Getting them “out there,” however, would wait. Teaching responsibilities and other food research projects intervened (Kolskog has developed everything from gluten-free pasta and muffins to vegan ice cream). But when the business school was looking for capstone projects for 2015-16, he saw an opportunity.

Then-students Maria Tagliente (Management ’14), Kevin Carthy (Management ’14), Jesse Koch (Management ’15) and Scott Fellnermayr (Management ’14) took the project from recipe to retail, investigating the market, gathering consumer feedback, and developing a marketing plan that leveraged everything from flavour to convenience to shelf life. (The University of Alberta has determined Beanourished will last 90 days in the fridge.)

For Kolskog, the students’ work offered a chance to see his creation come to light and validation that his market instincts were right. "It gave me confidence that this was a good product,” he says. “It’s tasty; it’s good for you. That was the whole idea behind it. People need to eat more pulses. It may as well taste good.”

The global market for healthy convenience food, like these heat-and-eat vegetarian red beans, is rapidly growing.The future of convenience food

Currently, Beanourished sells for $4 per package at the Retail Meat Store (which also stocks cheese made at NAIT as the result of a previous research project). Despite having limited shelf space, Professional Meatcutting and Merchandising chair Rob Povey (class of ’07) was pleased to stock the product. He was also sure of its quality.

“Maynard does his homework,” says Povey, who recalls instructors trying the bean dishes during development. “It was quite a while before … he was satisfied with the product and gave it his stamp of approval.”

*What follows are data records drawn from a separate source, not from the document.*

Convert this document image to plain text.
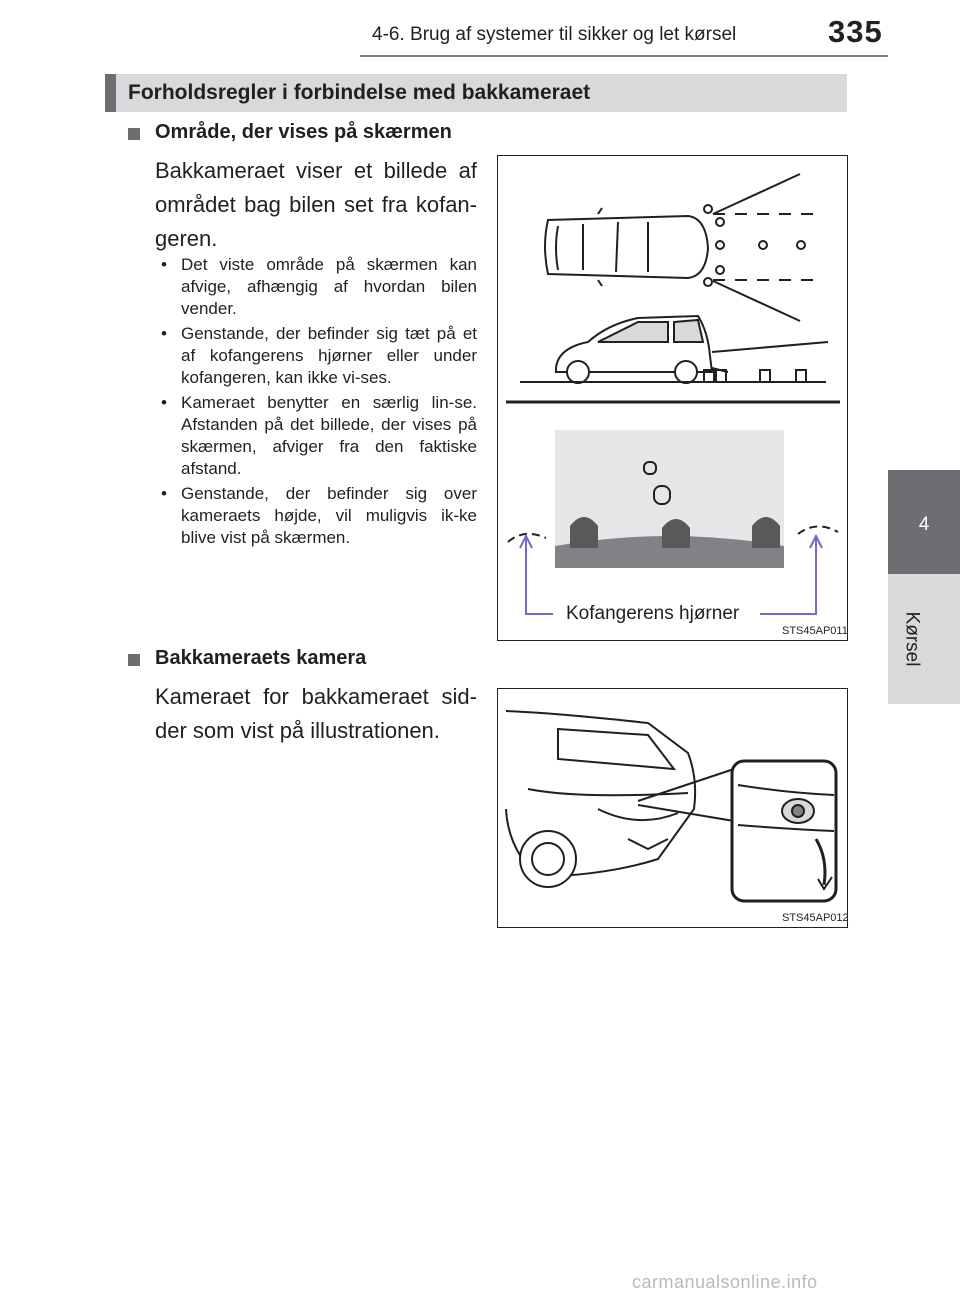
4-6. Brug af systemer til sikker og let kørsel	335
4
Kørsel
Forholdsregler i forbindelse med bakkameraet
Område, der vises på skærmen
Bakkameraet viser et billede af området bag bilen set fra kofan-geren.
• Det viste område på skærmen kan afvige, afhængig af hvordan bilen vender.
• Genstande, der befinder sig tæt på et af kofangerens hjørner eller under kofangeren, kan ikke vi-ses.
• Kameraet benytter en særlig lin-se. Afstanden på det billede, der vises på skærmen, afviger fra den faktiske afstand.
• Genstande, der befinder sig over kameraets højde, vil muligvis ik-ke blive vist på skærmen.
Kofangerens hjørner
STS45AP011
Bakkameraets kamera
Kameraet for bakkameraet sid-der som vist på illustrationen.
STS45AP012
carmanualsonline.info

Sales are growing, with about 100 packs moved so far – which Kolskog has been able to supply on his own. Knowing that higher volume will require recruiting help, possibly from Culinary Arts lab techs, he’s not pushing Beanourished outside of NAIT.

“If somebody did come along and say they had capacity in their plant to manufacture this kind of product, it might get to that,” he says. “But that isn’t the goal for me.”

It’s not outside the realm of possibility. A Trends on Trends report this March foresees healthy dishes as the future of heat-and-eat convenience food. “Millennials are dictating the future of the food industry thanks to their hunger for healthy, affordable eating experiences,” it notes. That future, estimates Euromonitor International, includes a global market worth US$1 trillion by 2017.

None of this, however, gets Kolskog’s pulse racing. He seems satisfied to see his idea making mealtime easier for staff and students (and visitors to campus) with a product that’s low in fat while high in iron, protein, fibre and, perhaps most importantly, flavour. And, for now, having the opportunity to create, problem-solve and fill (potentially lucrative) market niches, is enough.

“I don’t care if I ever see a dime from it,” says Kolskog of Beanourished. “It’s fun just putting the stuff together and selling. I get a huge kick out of that.”